Please note: This master’s thesis presentation will take place online.
Owura Asare, Master’s candidate
David R. Cheriton School of Computer Science
Supervisors: Professors Mei Nagappan, N. Asokan
In this thesis, we perform two security evaluations of GitHub’s Copilot with the aim of better understanding the strengths and weaknesses with of Code Generation Tools.
In our first evaluation, we use a dataset of vulnerabilities found in real world projects to compare how Copilot’s security performance compares to that of human developers. In the set of (150) samples we consider, we find that Copilot is not as bad as human developers but still has varied performance across certain types of vulnerabilities. In our second evaluation, we conduct a user study that tasks participants with providing solutions to programming problems that have potentially vulnerable solutions with and without Copilot assistance. The main goal of the user study is to determine how the use of Copilot affects participants’ security performance. In our set of participants (n=21), we find that access to Copilot accompanies a more secure solution when tackling harder problems.
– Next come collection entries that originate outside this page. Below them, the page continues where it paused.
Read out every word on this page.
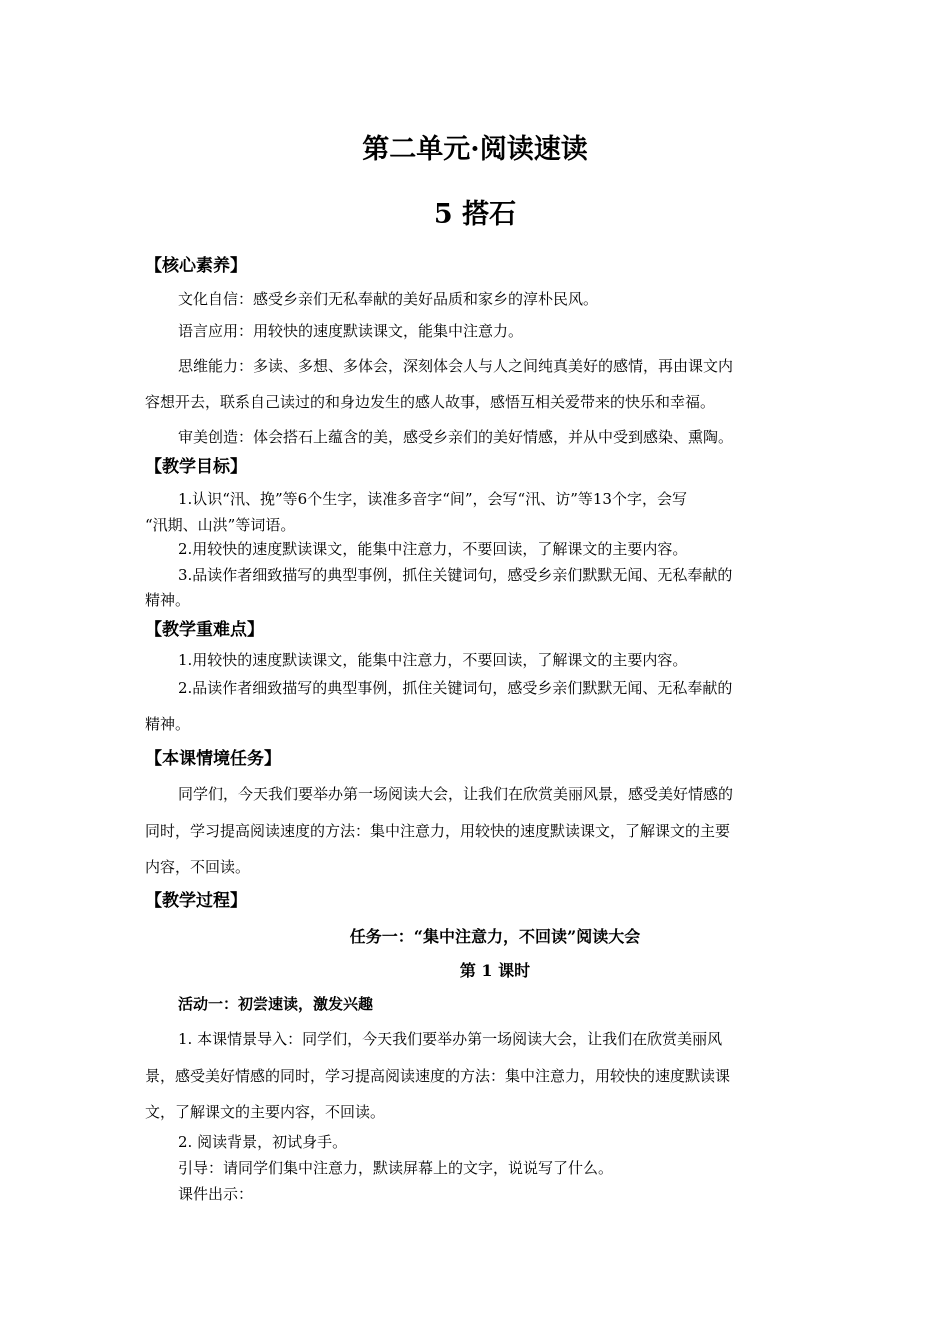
第二单元·阅读速读

5 搭石

【核心素养】

文化自信：感受乡亲们无私奉献的美好品质和家乡的淳朴民风。

语言应用：用较快的速度默读课文，能集中注意力。

思维能力：多读、多想、多体会，深刻体会人与人之间纯真美好的感情，再由课文内

容想开去，联系自己读过的和身边发生的感人故事，感悟互相关爱带来的快乐和幸福。

审美创造：体会搭石上蕴含的美，感受乡亲们的美好情感，并从中受到感染、熏陶。

【教学目标】

1.认识“汛、挽”等6个生字，读准多音字“间”，会写“汛、访”等13个字，会写

“汛期、山洪”等词语。

2.用较快的速度默读课文，能集中注意力，不要回读，了解课文的主要内容。

3.品读作者细致描写的典型事例，抓住关键词句，感受乡亲们默默无闻、无私奉献的

精神。

【教学重难点】

1.用较快的速度默读课文，能集中注意力，不要回读，了解课文的主要内容。

2.品读作者细致描写的典型事例，抓住关键词句，感受乡亲们默默无闻、无私奉献的

精神。

【本课情境任务】

同学们，今天我们要举办第一场阅读大会，让我们在欣赏美丽风景，感受美好情感的

同时，学习提高阅读速度的方法：集中注意力，用较快的速度默读课文，了解课文的主要

内容，不回读。

【教学过程】

任务一：“集中注意力，不回读”阅读大会

第 1 课时

活动一：初尝速读，激发兴趣

1. 本课情景导入：同学们，今天我们要举办第一场阅读大会，让我们在欣赏美丽风

景，感受美好情感的同时，学习提高阅读速度的方法：集中注意力，用较快的速度默读课

文，了解课文的主要内容，不回读。

2. 阅读背景，初试身手。

引导：请同学们集中注意力，默读屏幕上的文字，说说写了什么。

课件出示：
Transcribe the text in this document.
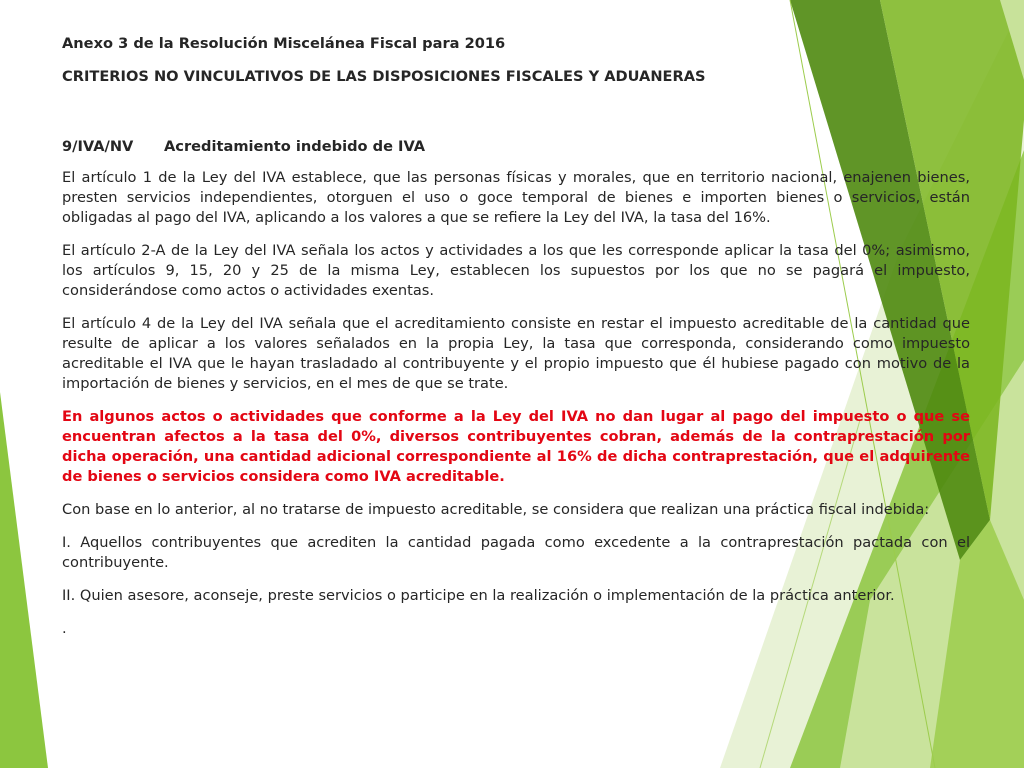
Anexo 3 de la Resolución Miscelánea Fiscal para 2016

CRITERIOS NO VINCULATIVOS DE LAS DISPOSICIONES FISCALES Y ADUANERAS

9/IVA/NV Acreditamiento indebido de IVA

El artículo 1 de la Ley del IVA establece, que las personas físicas y morales, que en territorio nacional, enajenen bienes, presten servicios independientes, otorguen el uso o goce temporal de bienes e importen bienes o servicios, están obligadas al pago del IVA, aplicando a los valores a que se refiere la Ley del IVA, la tasa del 16%.

El artículo 2-A de la Ley del IVA señala los actos y actividades a los que les corresponde aplicar la tasa del 0%; asimismo, los artículos 9, 15, 20 y 25 de la misma Ley, establecen los supuestos por los que no se pagará el impuesto, considerándose como actos o actividades exentas.

El artículo 4 de la Ley del IVA señala que el acreditamiento consiste en restar el impuesto acreditable de la cantidad que resulte de aplicar a los valores señalados en la propia Ley, la tasa que corresponda, considerando como impuesto acreditable el IVA que le hayan trasladado al contribuyente y el propio impuesto que él hubiese pagado con motivo de la importación de bienes y servicios, en el mes de que se trate.

En algunos actos o actividades que conforme a la Ley del IVA no dan lugar al pago del impuesto o que se encuentran afectos a la tasa del 0%, diversos contribuyentes cobran, además de la contraprestación por dicha operación, una cantidad adicional correspondiente al 16% de dicha contraprestación, que el adquirente de bienes o servicios considera como IVA acreditable.

Con base en lo anterior, al no tratarse de impuesto acreditable, se considera que realizan una práctica fiscal indebida:

I. Aquellos contribuyentes que acrediten la cantidad pagada como excedente a la contraprestación pactada con el contribuyente.

II. Quien asesore, aconseje, preste servicios o participe en la realización o implementación de la práctica anterior.

.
For the easier problem, we observe no effect of Copilot access on the security of solutions. We also capitalize on the solutions obtained from the user study by performing a preliminary evaluation of the vulnerability detection capabilities of GPT-4. We observe mixed results of high accuracies and high false positive rates, but maintain that language models like GPT-4 remain promising avenues for accessible, static code analysis for vulnerability detection.
We discuss Copilot’s security performance in both evaluations with respect to different types of vulnerabilities as well its implications for the research, development, testing, and usage of code generation tools.